El gran reto de la política “es que más jóvenes participen, porque quieren dejar a los mismos viejos tradicionales ahí estancados y no meter jóvenes”.
Dijo que ello se debe a que los partidos políticos no abren la puerta a los jóvenes y además, “no hemos puesto cuotas como las mujeres”.
Informó haber presentado una iniciativa para que el 30% de los candidatos sean menores de 30 años, y ahora sí, empezar a lograr un mayor equilibrio en la Cámara Alta.
“Los jóvenes tenemos la ventaja del uso de las redes; mientras que un senador anticuado, al hablar, lo ven y escuchan 200 personas, y uno, por el Facebook e Instagram, miles”; Insistió en que los jóvenes “traemos más herramientas y ventajas”, aunque omitió hablar de la experiencia de las personas de mayor edad.

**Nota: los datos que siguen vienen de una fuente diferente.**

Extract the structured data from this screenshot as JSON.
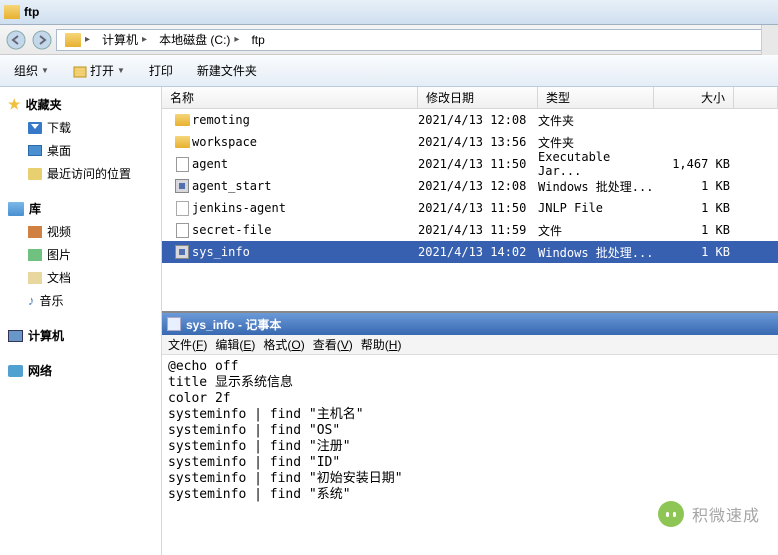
{
  "window": {
    "title": "ftp"
  },
  "breadcrumb": {
    "items": [
      "计算机",
      "本地磁盘 (C:)",
      "ftp"
    ]
  },
  "toolbar": {
    "org": "组织",
    "open": "打开",
    "print": "打印",
    "newfolder": "新建文件夹"
  },
  "sidebar": {
    "fav": {
      "title": "收藏夹",
      "download": "下载",
      "desktop": "桌面",
      "recent": "最近访问的位置"
    },
    "lib": {
      "title": "库",
      "video": "视频",
      "picture": "图片",
      "doc": "文档",
      "music": "音乐"
    },
    "computer": "计算机",
    "network": "网络"
  },
  "columns": {
    "name": "名称",
    "date": "修改日期",
    "type": "类型",
    "size": "大小"
  },
  "files": [
    {
      "icon": "folder",
      "name": "remoting",
      "date": "2021/4/13 12:08",
      "type": "文件夹",
      "size": ""
    },
    {
      "icon": "folder",
      "name": "workspace",
      "date": "2021/4/13 13:56",
      "type": "文件夹",
      "size": ""
    },
    {
      "icon": "jar",
      "name": "agent",
      "date": "2021/4/13 11:50",
      "type": "Executable Jar...",
      "size": "1,467 KB"
    },
    {
      "icon": "bat",
      "name": "agent_start",
      "date": "2021/4/13 12:08",
      "type": "Windows 批处理...",
      "size": "1 KB"
    },
    {
      "icon": "jnlp",
      "name": "jenkins-agent",
      "date": "2021/4/13 11:50",
      "type": "JNLP File",
      "size": "1 KB"
    },
    {
      "icon": "txt",
      "name": "secret-file",
      "date": "2021/4/13 11:59",
      "type": "文件",
      "size": "1 KB"
    },
    {
      "icon": "bat",
      "name": "sys_info",
      "date": "2021/4/13 14:02",
      "type": "Windows 批处理...",
      "size": "1 KB",
      "selected": true
    }
  ],
  "notepad": {
    "title": "sys_info - 记事本",
    "menu": {
      "file": "文件",
      "file_hk": "F",
      "edit": "编辑",
      "edit_hk": "E",
      "format": "格式",
      "format_hk": "O",
      "view": "查看",
      "view_hk": "V",
      "help": "帮助",
      "help_hk": "H"
    },
    "content": "@echo off\ntitle 显示系统信息\ncolor 2f\nsysteminfo | find \"主机名\"\nsysteminfo | find \"OS\"\nsysteminfo | find \"注册\"\nsysteminfo | find \"ID\"\nsysteminfo | find \"初始安装日期\"\nsysteminfo | find \"系统\""
  },
  "watermark": "积微速成"
}
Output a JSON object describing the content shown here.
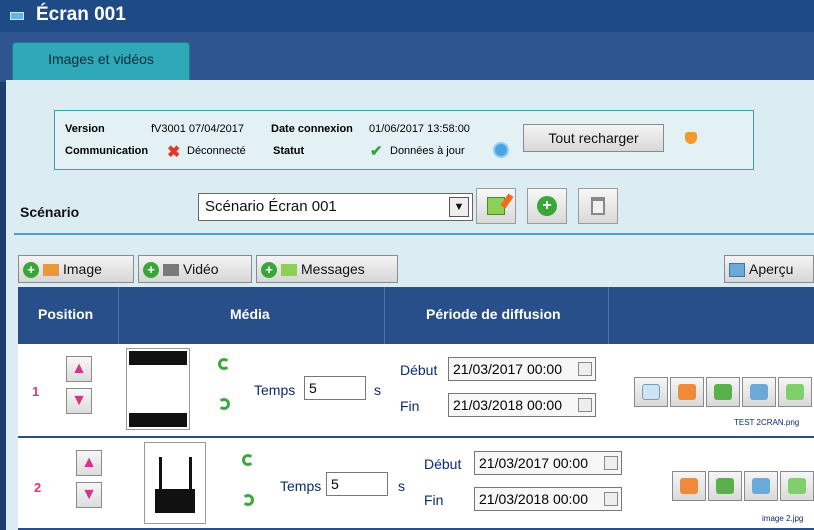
{
  "window": {
    "title": "Écran 001"
  },
  "tabs": [
    {
      "label": "Images et vidéos"
    }
  ],
  "info": {
    "version_label": "Version",
    "version_value": "fV3001 07/04/2017",
    "date_label": "Date connexion",
    "date_value": "01/06/2017 13:58:00",
    "communication_label": "Communication",
    "communication_value": "Déconnecté",
    "statut_label": "Statut",
    "statut_value": "Données à jour",
    "reload_button": "Tout recharger"
  },
  "scenario": {
    "label": "Scénario",
    "selected": "Scénario Écran 001"
  },
  "toolbar": {
    "image": "Image",
    "video": "Vidéo",
    "messages": "Messages",
    "preview": "Aperçu"
  },
  "table": {
    "headers": {
      "position": "Position",
      "media": "Média",
      "period": "Période de diffusion"
    },
    "rows": [
      {
        "position": "1",
        "temps_label": "Temps",
        "temps_value": "5",
        "unit": "s",
        "debut_label": "Début",
        "debut_value": "21/03/2017 00:00",
        "fin_label": "Fin",
        "fin_value": "21/03/2018 00:00",
        "filename": "TEST 2CRAN.png"
      },
      {
        "position": "2",
        "temps_label": "Temps",
        "temps_value": "5",
        "unit": "s",
        "debut_label": "Début",
        "debut_value": "21/03/2017 00:00",
        "fin_label": "Fin",
        "fin_value": "21/03/2018 00:00",
        "filename": "image 2.jpg"
      }
    ]
  },
  "colors": {
    "titlebar": "#1e4a86",
    "tab": "#2fa8b8",
    "table_header": "#294f8a",
    "position_number": "#d63a7a"
  }
}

Sobre la figura de los “superdelegados en el país”, que no es bien vista, porque le resta autoridad a los gobernadores, confió en que más de ellos se opongan, a la vez que señaló que “el problema es que, con el presupuesto de Andrés Manuel, los trae a todos hincados, rogando por migajas; yo les pido que tengan dignidad, que defiendan su autonomía y sobre todo, la libre determinación de sus entidades federativas”.
De esa manera, los superdelegados no van a intermediar ni violar las tareas que tienen los gobernadores, agregó.

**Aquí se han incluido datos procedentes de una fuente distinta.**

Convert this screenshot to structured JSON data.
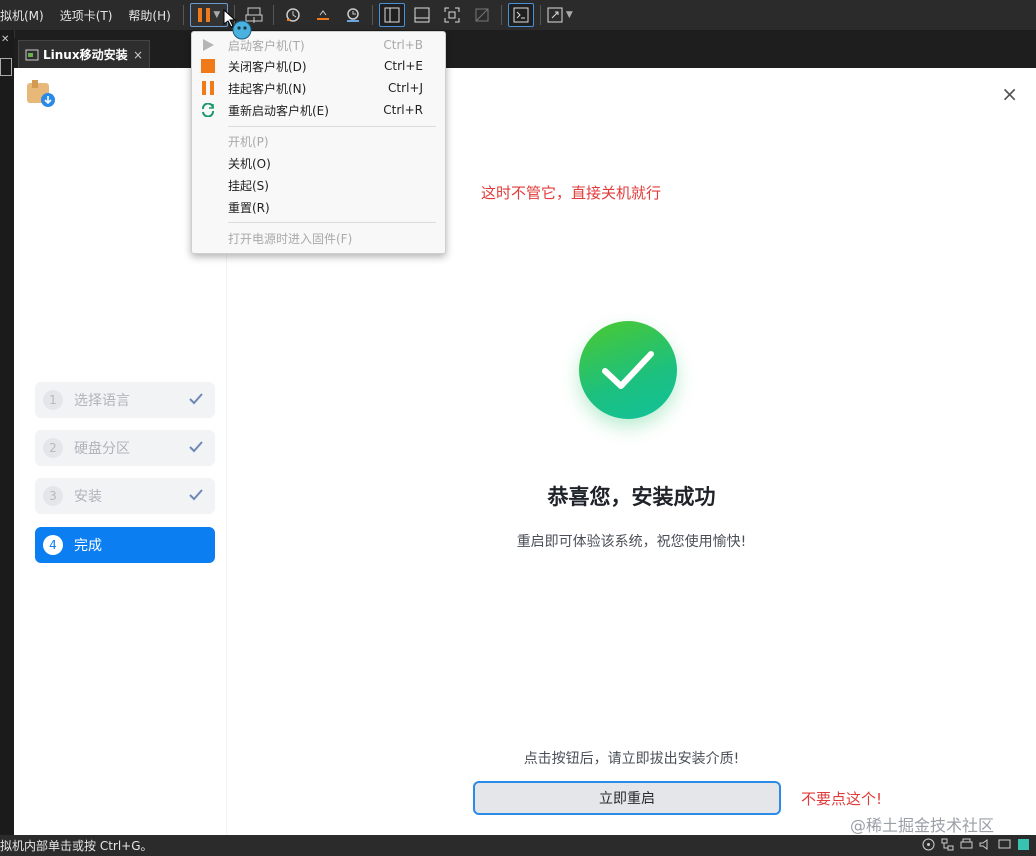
{
  "menubar": {
    "items": [
      "拟机(M)",
      "选项卡(T)",
      "帮助(H)"
    ]
  },
  "toolbar": {
    "icons": [
      "pause-icon",
      "send-ctrl-alt-del-icon",
      "snapshot-icon",
      "revert-snapshot-icon",
      "snapshot-manager-icon",
      "library-view-icon",
      "thumbnail-view-icon",
      "fullscreen-icon",
      "unity-icon",
      "console-icon",
      "stretch-icon"
    ]
  },
  "tab": {
    "label": "Linux移动安装",
    "close": "×"
  },
  "app": {
    "close": "×",
    "steps": [
      {
        "num": "1",
        "label": "选择语言",
        "done": true
      },
      {
        "num": "2",
        "label": "硬盘分区",
        "done": true
      },
      {
        "num": "3",
        "label": "安装",
        "done": true
      },
      {
        "num": "4",
        "label": "完成",
        "done": false
      }
    ],
    "title": "恭喜您，安装成功",
    "subtitle": "重启即可体验该系统，祝您使用愉快!",
    "remove_note": "点击按钮后，请立即拔出安装介质!",
    "reboot_button": "立即重启"
  },
  "annotations": {
    "shutdown_hint": "这时不管它，直接关机就行",
    "dont_click": "不要点这个!"
  },
  "dropdown": {
    "items": [
      {
        "label": "启动客户机(T)",
        "shortcut": "Ctrl+B",
        "disabled": true,
        "icon": "play-icon"
      },
      {
        "label": "关闭客户机(D)",
        "shortcut": "Ctrl+E",
        "disabled": false,
        "icon": "stop-icon"
      },
      {
        "label": "挂起客户机(N)",
        "shortcut": "Ctrl+J",
        "disabled": false,
        "icon": "pause-icon"
      },
      {
        "label": "重新启动客户机(E)",
        "shortcut": "Ctrl+R",
        "disabled": false,
        "icon": "restart-icon"
      },
      {
        "label": "开机(P)",
        "disabled": true
      },
      {
        "label": "关机(O)",
        "disabled": false
      },
      {
        "label": "挂起(S)",
        "disabled": false
      },
      {
        "label": "重置(R)",
        "disabled": false
      },
      {
        "label": "打开电源时进入固件(F)",
        "disabled": true
      }
    ]
  },
  "statusbar": {
    "text": "拟机内部单击或按 Ctrl+G。"
  },
  "watermark": "@稀土掘金技术社区",
  "colors": {
    "accent": "#0b7ef2",
    "success": "#22c26a",
    "annotation": "#e23b3b",
    "pause_orange": "#f07a1a"
  }
}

Les recomendó que “se pongan las pilas; hoy nos van a dar una friega, habrá otro incremento a la gasolina, en enero, lo que Morena prometió de reversa al gasolinazo, no endeudarnos, cárcel a los corruptos, ya nos traicionaron, mintieron y engañaron”.
“Aguas, aquí no hay dioses ni mesías, hay actos y leyes, que respetar”, sostuvo.